揉了揉被撞通的腦袋,權子墨呲牙咧嘴的道:「你他媽打算把這說服你老婆的活兒丟給我去辦?葉承樞,你還有沒有點人性!我累死累活的幫你查出了老鼠是誰,這還不夠麼?你還要我去——」
「就是有困難,所以我才讓你去。」葉承樞平靜的打斷了權子墨的話,眼神一直從未離開過高層的某一個窗戶,他淡淡的道:「我答應過她,從今往後不管什麼事我都絕不瞞着她。」
「所以呢?」權子墨冷哼,「你跟你老婆的承諾,關老子屁事。」
葉承樞側頭,目光灼灼的望着權子墨,「讓你去跟她說,是為她着想。我給她冰清玉潔的世界,她不稀罕。那傷害就在所難免。我能做的只有把這份傷害降低到最小。權子墨,你也不希望她受到傷害吧?」
權子墨抿了抿嘴唇,含羞帶俏的桃花眼也冰冷的不沾一絲溫度。他不說話,就這麼望着葉承樞。似乎有些動容。
葉承樞表情不變,淡定又丟出一擊。
「尤其,她現在還懷着身孕。」
瞬間,權子墨就被擊潰了。
他煩躁的抓了抓頭頂,「靠,你的老婆,你的老丈人,你的孩子,做什麼都要丟給老子去煩惱!老子上輩子欠你們的哦?」可是這份活兒,他也沉默的接下了。

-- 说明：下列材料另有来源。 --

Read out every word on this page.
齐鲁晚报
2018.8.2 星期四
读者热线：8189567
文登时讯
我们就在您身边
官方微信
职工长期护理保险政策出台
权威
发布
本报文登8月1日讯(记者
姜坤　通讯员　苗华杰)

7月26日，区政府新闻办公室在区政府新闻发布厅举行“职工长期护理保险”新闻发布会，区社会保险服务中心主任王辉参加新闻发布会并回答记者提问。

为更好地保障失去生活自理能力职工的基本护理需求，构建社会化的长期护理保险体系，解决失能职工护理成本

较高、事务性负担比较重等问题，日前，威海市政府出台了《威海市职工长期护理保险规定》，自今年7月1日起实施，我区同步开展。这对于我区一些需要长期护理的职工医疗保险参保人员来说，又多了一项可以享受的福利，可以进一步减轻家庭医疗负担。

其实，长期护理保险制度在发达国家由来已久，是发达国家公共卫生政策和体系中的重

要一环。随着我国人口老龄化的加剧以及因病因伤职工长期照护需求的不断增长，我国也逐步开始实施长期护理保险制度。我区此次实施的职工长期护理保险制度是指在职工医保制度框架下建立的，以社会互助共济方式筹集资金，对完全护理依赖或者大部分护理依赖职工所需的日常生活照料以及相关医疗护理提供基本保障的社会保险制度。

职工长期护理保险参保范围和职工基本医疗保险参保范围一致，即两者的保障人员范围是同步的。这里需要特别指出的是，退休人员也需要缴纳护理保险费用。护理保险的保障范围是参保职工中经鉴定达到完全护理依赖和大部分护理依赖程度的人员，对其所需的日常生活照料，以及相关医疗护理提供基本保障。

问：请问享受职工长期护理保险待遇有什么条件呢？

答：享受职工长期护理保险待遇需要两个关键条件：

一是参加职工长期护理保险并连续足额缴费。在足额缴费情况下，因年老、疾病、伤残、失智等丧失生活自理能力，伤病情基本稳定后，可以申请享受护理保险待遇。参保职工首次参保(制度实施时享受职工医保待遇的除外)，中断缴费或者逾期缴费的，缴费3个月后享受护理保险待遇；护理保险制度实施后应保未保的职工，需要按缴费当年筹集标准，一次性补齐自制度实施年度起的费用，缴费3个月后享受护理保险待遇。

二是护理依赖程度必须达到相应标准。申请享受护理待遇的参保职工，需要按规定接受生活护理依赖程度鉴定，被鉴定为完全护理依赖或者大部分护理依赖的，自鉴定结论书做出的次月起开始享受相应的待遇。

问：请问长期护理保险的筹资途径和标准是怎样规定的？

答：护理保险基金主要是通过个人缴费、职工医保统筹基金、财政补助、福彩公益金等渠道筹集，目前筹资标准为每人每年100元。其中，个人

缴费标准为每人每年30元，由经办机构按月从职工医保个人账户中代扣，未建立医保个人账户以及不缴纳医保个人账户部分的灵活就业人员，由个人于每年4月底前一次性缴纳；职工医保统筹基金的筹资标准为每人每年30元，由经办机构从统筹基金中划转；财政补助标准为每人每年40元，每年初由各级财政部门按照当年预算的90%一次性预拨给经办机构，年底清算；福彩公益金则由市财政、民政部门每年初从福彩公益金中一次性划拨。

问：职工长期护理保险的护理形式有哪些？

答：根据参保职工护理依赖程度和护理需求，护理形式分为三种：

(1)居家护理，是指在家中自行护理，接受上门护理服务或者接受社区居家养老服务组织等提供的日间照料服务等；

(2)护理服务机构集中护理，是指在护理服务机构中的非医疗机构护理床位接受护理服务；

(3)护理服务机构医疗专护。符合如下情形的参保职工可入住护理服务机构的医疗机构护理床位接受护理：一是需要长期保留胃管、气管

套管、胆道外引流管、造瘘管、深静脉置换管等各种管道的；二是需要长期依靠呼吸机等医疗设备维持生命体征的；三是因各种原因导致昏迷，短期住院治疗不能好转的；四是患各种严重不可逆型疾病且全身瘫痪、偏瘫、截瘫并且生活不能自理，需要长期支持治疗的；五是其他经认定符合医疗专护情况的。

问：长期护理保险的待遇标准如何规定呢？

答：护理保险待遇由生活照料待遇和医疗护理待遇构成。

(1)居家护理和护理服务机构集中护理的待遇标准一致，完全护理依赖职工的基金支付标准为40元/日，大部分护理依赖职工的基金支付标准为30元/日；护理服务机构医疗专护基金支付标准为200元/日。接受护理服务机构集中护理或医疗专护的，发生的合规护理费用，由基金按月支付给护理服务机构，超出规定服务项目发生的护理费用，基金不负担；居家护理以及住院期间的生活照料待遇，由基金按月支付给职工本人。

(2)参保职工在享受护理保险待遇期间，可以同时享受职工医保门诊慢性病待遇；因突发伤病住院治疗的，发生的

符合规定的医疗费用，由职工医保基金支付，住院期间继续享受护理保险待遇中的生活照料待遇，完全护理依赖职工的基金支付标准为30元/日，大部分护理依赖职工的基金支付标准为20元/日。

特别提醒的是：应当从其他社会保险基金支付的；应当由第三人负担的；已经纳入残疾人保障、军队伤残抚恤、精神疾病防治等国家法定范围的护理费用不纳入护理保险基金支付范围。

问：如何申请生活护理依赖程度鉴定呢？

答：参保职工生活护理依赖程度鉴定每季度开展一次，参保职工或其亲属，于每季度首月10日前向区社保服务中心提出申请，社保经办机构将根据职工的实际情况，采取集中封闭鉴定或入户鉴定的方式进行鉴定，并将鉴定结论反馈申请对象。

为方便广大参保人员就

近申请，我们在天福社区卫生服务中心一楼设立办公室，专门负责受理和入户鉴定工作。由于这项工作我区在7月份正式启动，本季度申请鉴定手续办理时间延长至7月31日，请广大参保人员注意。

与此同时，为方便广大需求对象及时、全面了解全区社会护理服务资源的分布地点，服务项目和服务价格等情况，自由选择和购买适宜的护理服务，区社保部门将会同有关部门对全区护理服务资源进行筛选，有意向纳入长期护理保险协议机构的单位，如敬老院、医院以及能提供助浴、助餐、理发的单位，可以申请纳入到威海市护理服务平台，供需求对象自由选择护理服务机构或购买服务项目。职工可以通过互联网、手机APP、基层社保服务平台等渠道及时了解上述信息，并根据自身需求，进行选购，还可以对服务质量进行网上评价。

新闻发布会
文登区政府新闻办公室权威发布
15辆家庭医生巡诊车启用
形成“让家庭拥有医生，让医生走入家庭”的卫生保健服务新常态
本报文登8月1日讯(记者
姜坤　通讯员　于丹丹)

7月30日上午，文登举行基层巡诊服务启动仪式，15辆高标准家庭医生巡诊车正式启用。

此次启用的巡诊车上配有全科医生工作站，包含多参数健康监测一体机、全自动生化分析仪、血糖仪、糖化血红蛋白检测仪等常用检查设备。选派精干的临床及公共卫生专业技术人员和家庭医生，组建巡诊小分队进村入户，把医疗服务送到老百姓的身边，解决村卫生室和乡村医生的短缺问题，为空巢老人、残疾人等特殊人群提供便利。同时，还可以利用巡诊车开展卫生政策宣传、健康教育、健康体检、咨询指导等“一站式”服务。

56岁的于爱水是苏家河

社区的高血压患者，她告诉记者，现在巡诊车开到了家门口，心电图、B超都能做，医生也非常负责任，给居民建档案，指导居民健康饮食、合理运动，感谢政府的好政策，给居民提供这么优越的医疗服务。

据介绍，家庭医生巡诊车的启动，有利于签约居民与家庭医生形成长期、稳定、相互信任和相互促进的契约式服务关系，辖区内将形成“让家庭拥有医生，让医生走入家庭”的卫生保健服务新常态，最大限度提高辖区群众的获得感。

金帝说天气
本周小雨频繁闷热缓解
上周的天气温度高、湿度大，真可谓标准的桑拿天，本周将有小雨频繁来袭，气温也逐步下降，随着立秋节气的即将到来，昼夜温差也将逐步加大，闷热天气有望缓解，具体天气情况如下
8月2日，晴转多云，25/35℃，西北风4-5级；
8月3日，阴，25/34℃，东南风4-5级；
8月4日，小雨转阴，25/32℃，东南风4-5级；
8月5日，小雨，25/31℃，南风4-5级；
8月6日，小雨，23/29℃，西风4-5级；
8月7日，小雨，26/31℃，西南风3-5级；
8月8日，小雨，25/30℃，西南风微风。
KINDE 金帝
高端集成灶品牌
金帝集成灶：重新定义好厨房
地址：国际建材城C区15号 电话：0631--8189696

「趙國邦,我已經留他不得了。」葉承樞目視前方,平靜的敘述着;「方立文,這是我給他的第一次機會。我以為經過方立文跟張德亮的事之後,趙國邦會學乖點。那樣,留他一口氣也不是不可以。可他總是不珍惜機會,一次又一次的要給我找點麻煩出來。礙於靈色的面子,我從沒提起過。可趙國邦又的的確確跟肖奈有過勾結。我從不給人機會,而我卻給了趙國邦太多次的機會。」
這一次,誰的面子也沒用。他不可能再留下趙國邦這個禍害!
「嗯,然後呢?你是要宰了趙國邦燉湯喝,還是連幕卉秋這個女人也一併解決了?」權子墨眯了眯那雙桃花眼,「要我去跟色妞兒說明,你總得告訴我你的打算吧。」
「本也沒打算瞞着你。」葉承樞笑笑,「趙國邦會死於一場意外車禍。至於幕卉秋,我還沒有做最後決定。想先聽聽你的意見,她畢竟是靈色的親生母親,我總是拿捏不准。」
「要我說,斬草除根。幕卉秋這些年幫着趙國邦沒少做傷天害理的事兒。在我看來,幕卉秋比趙國邦更可惡。很多決定,並不是趙國邦決定的,而是幕卉秋幫他決定的。既然你連趙國邦都解決了,幕卉秋就一起解決了算了。省的以後這女人再整出什麼么蛾子來。別忘了,趙國邦坐了這麼多年江南省的首富,他憑藉的可不是那點錢。」
葉承樞點頭,很是贊同,「只要人脈還在,趙國邦總有機會東山再起的。」
「而趙國邦的所有人脈,幕卉秋都知道。趙國邦從沒提防過幕卉秋。趙國邦死了,也還有個幕卉秋在。她要再動了什麼邪念,受傷害的只能是色妞兒。」
葉承樞沒有立即表態,而是沉思了片刻。
權子墨知道他的顧慮所在,便也沒有催促他。